By presenting both uber-consumers and the professionals who deal with trying to sell us the stuff to fill our endless appetites, or the holes in our souls, Walker indirectly addresses what he coins the “pretty good” problem: What distinguishes a product when assembly lines or underpaid third-world workers can make even the cheapest products “pretty good?” Since quality really isn’t much of a criterion any more, there must be other signifiers, and that’s where our subconscious steps in.

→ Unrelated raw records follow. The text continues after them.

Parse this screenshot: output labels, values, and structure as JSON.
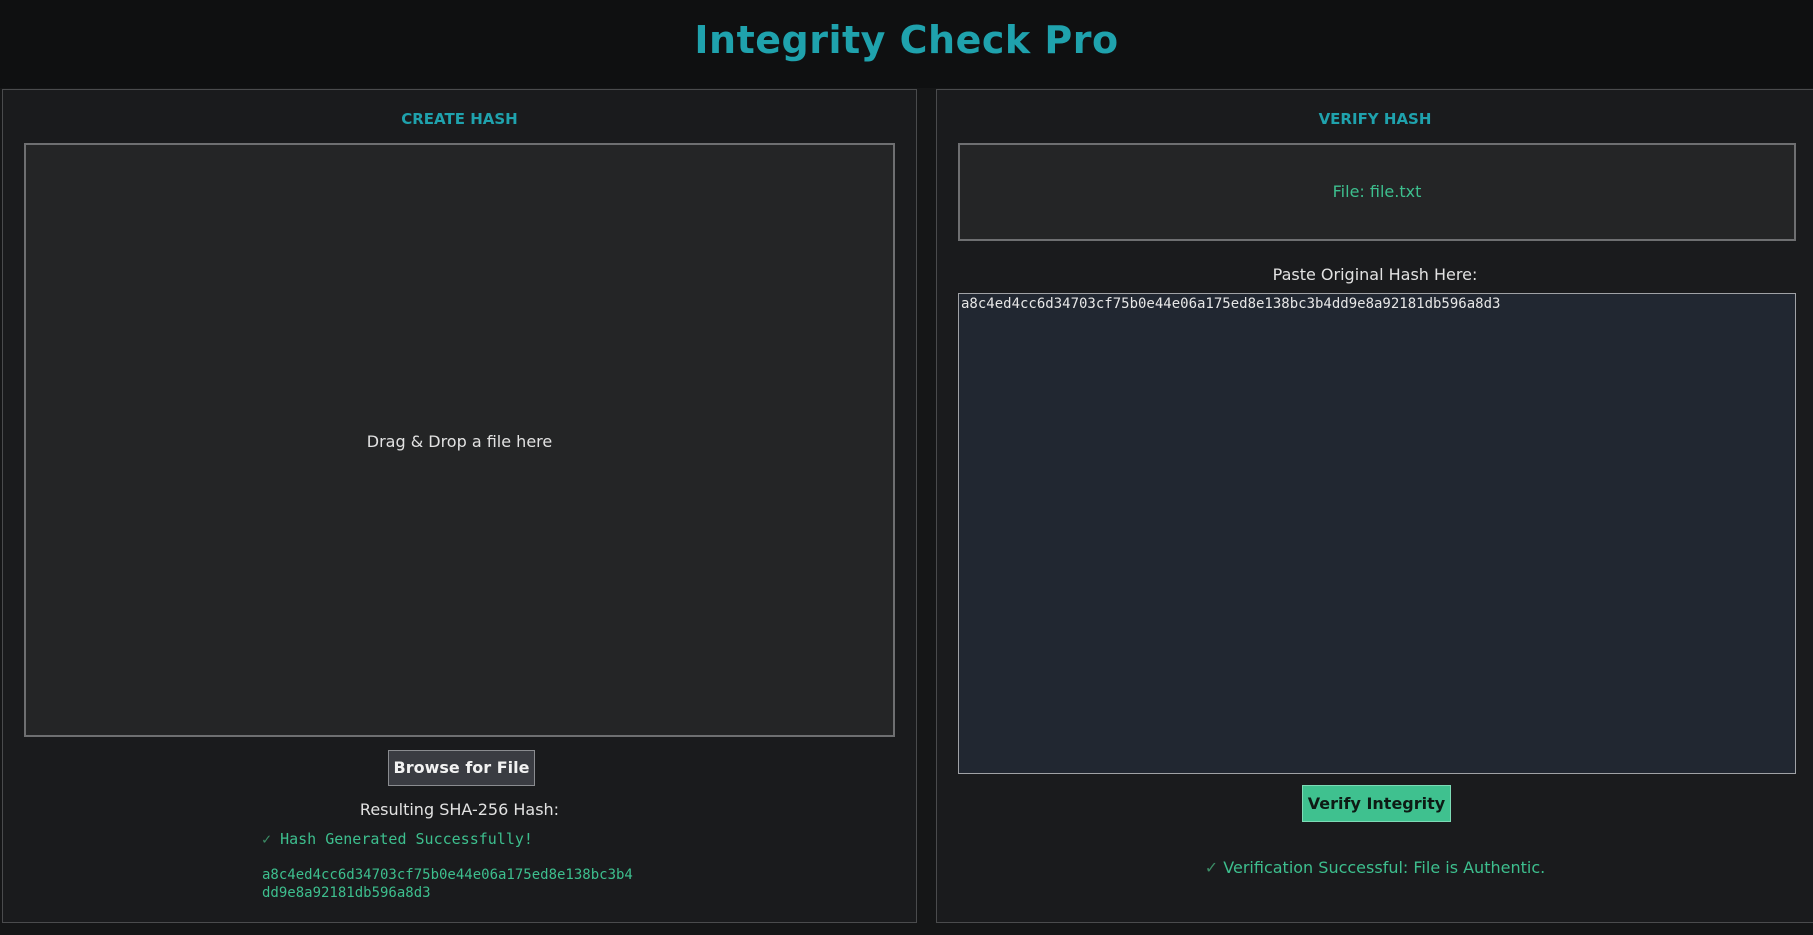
{
  "app": {
    "title": "Integrity Check Pro"
  },
  "create": {
    "heading": "CREATE HASH",
    "dropzone_text": "Drag & Drop a file here",
    "browse_label": "Browse for File",
    "result_label": "Resulting SHA-256 Hash:",
    "status_icon": "✓",
    "status_text": "Hash Generated Successfully!",
    "hash_line1": "a8c4ed4cc6d34703cf75b0e44e06a175ed8e138bc3b4",
    "hash_line2": "dd9e8a92181db596a8d3"
  },
  "verify": {
    "heading": "VERIFY HASH",
    "file_label": "File: file.txt",
    "paste_label": "Paste Original Hash Here:",
    "hash_value": "a8c4ed4cc6d34703cf75b0e44e06a175ed8e138bc3b4dd9e8a92181db596a8d3",
    "verify_label": "Verify Integrity",
    "result_icon": "✓",
    "result_text": "Verification Successful: File is Authentic."
  },
  "colors": {
    "accent": "#1fa2ad",
    "success": "#3dbf8e",
    "background": "#151617"
  }
}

Walker’s key point echoes many in the intangible brand benefit camp often written about in the planning world. Most of us have been inundated with advertising for our whole lives, so on some level we know that we’re being sold … which is why some hipster crowds gathered around PBR (a cheap red neck beer – cheers Google) precisely because they weren’t being given the hard sell. So if somebody cracks open a can now, knowing that the trend is played out, what does that act of consumer disobedience say about them? Now that PBR is so “yesterday,” shouldn’t that make it cool again? If a hipster cracks open a can in the forest and there’s no one around to hear it, are they still being cool?” It all gets pretty meta.

And that’s Walkers thesis. He coins his own portmanteau for the way that advertisers can take advantage of that and calls it “murketing.” Murketing, then is that nexus between murkiness and marketing where buyers can project their own desires or aspirations on to the products that they buy. In examining the psychological motivations that drive this rampant consumerism, Walker references some of the best psychologists and researchers on the subject, including Mihaly Csikszentmihalyi, who’s Flow should be required reading for anyone with an interest in being happy and who’s The Meaning of Things happens to be a little more topical.

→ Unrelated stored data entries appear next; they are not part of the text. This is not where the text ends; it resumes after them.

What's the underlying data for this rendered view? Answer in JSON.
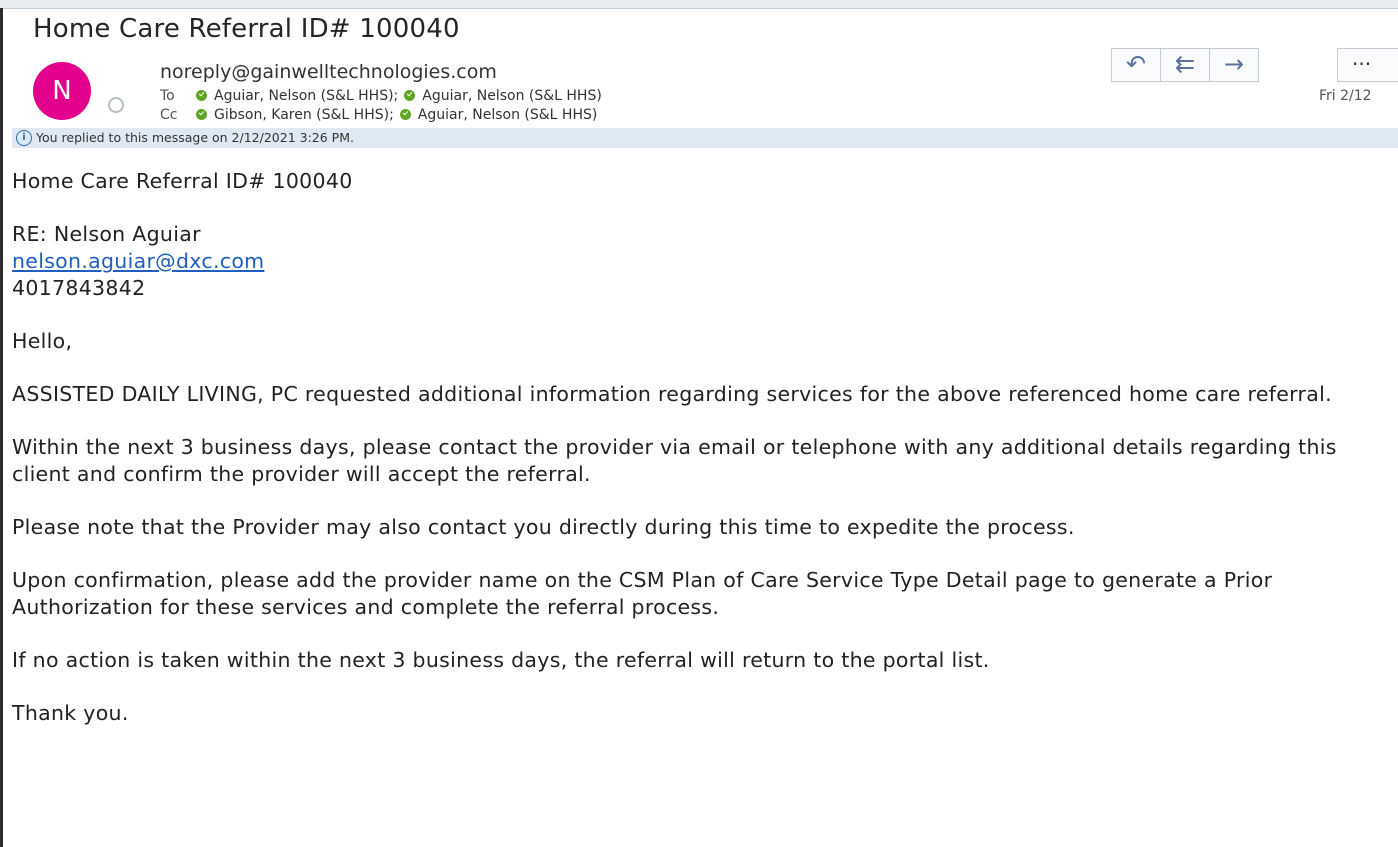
{
  "header": {
    "subject": "Home Care Referral ID# 100040",
    "avatar_initial": "N",
    "sender": "noreply@gainwelltechnologies.com",
    "to_label": "To",
    "to_recipients": [
      "Aguiar, Nelson (S&L HHS);",
      "Aguiar, Nelson (S&L HHS)"
    ],
    "cc_label": "Cc",
    "cc_recipients": [
      "Gibson, Karen (S&L HHS);",
      "Aguiar, Nelson (S&L HHS)"
    ],
    "date": "Fri 2/12",
    "info_text": "You replied to this message on 2/12/2021 3:26 PM.",
    "avatar_color": "#e3008c"
  },
  "actions": {
    "reply_icon": "reply-icon",
    "reply_all_icon": "reply-all-icon",
    "forward_icon": "forward-icon",
    "more_icon": "more-icon"
  },
  "body": {
    "title_line": "Home Care Referral ID# 100040",
    "re_line": "RE: Nelson Aguiar",
    "email_link": "nelson.aguiar@dxc.com",
    "phone": "4017843842",
    "greeting": "Hello,",
    "para1": "ASSISTED DAILY LIVING, PC requested additional information regarding services for the above referenced home care referral.",
    "para2": "Within the next 3 business days, please contact the provider via email or telephone with any additional details regarding this client and confirm the provider will accept the referral.",
    "para3": "Please note that the Provider may also contact you directly during this time to expedite the process.",
    "para4": "Upon confirmation, please add the provider name on the CSM Plan of Care Service Type Detail page to generate a Prior Authorization for these services and complete the referral process.",
    "para5": "If no action is taken within the next 3 business days, the referral will return to the portal list.",
    "closing": "Thank you."
  }
}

The conclusion is that objects are only as totemic as we let them be. Walker even begins to hint at what might be a really interesting corollary, but it is left largely unexplored. For us, as product and communications guys, if we’re pondering the future, one must wonder what sort of value we can add to society.

In a potential post-consumer future, where we’ve harnessed algae to transform sunlight into electricity and where every home has a rapid prototype machine that uses organic compounds, how will we define wealth? Suddenly when everyone has access to flawless and pristine stuff, it’s that scuffed up and worn armchair that has real value. Because even though I may love my sleek modernist furniture in ways that might not quite be healthy, if my house was burning down I’d rescue the painting I found in a junk shop.